University of Victoria students are speaking out against a series of decisions made by the school’s board of governors, including a 15 per cent tuition increase for international students.
A list of demands put together by a grassroots group of UVic students including student governments, asks the board to reinstate a pre-2017 equity-based internal tuition policy that coupled international tuition raises to domestic tuition in what students called a “fiscally sound” policy that “manifested a serious desire for equity.”
“The university had committed itself to a really great equity policy that international students wouldn’t be treated any differently than domestic students,” said Phil Henderson, a student who joined a rally to protest the board’s decisions on Tuesday.
Henderson noted in 2017 that coupling was withdrawn, and since then international tuition increased 20 per cent – with another 15 per cent approved at Tuesday night’s board meeting.
“A lot of [international students] are really scraping by,” Henderson said. “That dire situation is only compounded by Victoria’s very serious housing crisis and highly restrictive visas that limit when and where they can work.”
Henderson, along with many other students opposing the hike, isn’t an international student but said the increase points to bigger questions around equality.
“I’m a student on this campus and I don’t like the idea that there’s fiscal segregation – somebody who sits across the table from me in class or in a lab is being treated differently simply on the basis of where they’re born,” he said. “We don’t allow that kind of discrimination to occur elsewhere in our society and I’m not sure why we allow that as a fiscal policy.”
Domestic students are protected by a provincial tuition cap, but Henderson said the school’s willingness to increase tuition for students who aren’t protected shows that anyone is vulnerable.
“We have a real obligation to stand with the groups that are the most marginalized, not just because they’re marginalized but because we recognize that this is a sign [the board] might do this to all of us if they were allowed to.”
UVic has said its plans to raise international tuition have been public for three years, and its undergraduate international tuition fees are “currently below those of its peers.”
In an emailed statement, Gayle Gorrill, UVic’s vice-president of finance and operations, said international students are required to have the financial ability to study in Canada.
“We know that for some students there are unexpected circumstances once they are at UVic.
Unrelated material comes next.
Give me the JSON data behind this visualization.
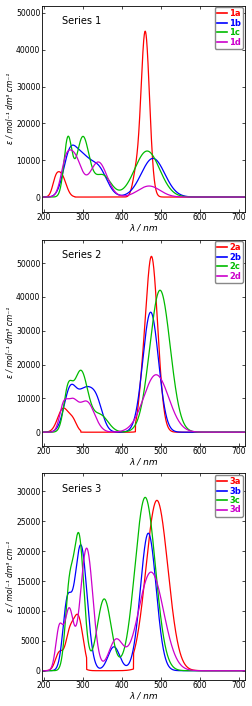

That’s why we are committed to providing bursaries to eligible students who have a demonstrated need, whether they are international or domestic students,” she said.
Many students sat in on the Tuesday board meeting, which eventually relocated to a private location after angry outbursts from the crowd.
Students then stayed in the chambers overnight to “reclaim their space” within the institution.
“We understand that students are passionate about their education and it’s important to the university that students have the opportunity to express their views,” Gorrill continued. “It’s unfortunate that these important conversations were not able to continue in an open meeting where students could hear the various perspectives of board members.”
Other student demands include increasing student representation on the board of governors and committing to “meaningful financial accountability” that divests from fossil fuel investments.
Henderson said many students are angry that the school has money invested “in the very industry that is exasperating global climate catastrophes that are forcing people from their homes on an international scale.”
Students are working with Divest Victoria, the local chapter of a national group advocating for institutions and municipalities to divest from fossil fuels and focus local money on socially responsible investments.
The UVic foundation reaffirmed its decision in 2016 not to divest or sell investments related to oil, gas and coal in its main investment fund, but created a fossil-fuel-free fund that “allows donors to have new gifts invested in ways that reflect their personal beliefs about sustainability, environmental stewardship and climate change.” The university has contributed $25,000 to that fund.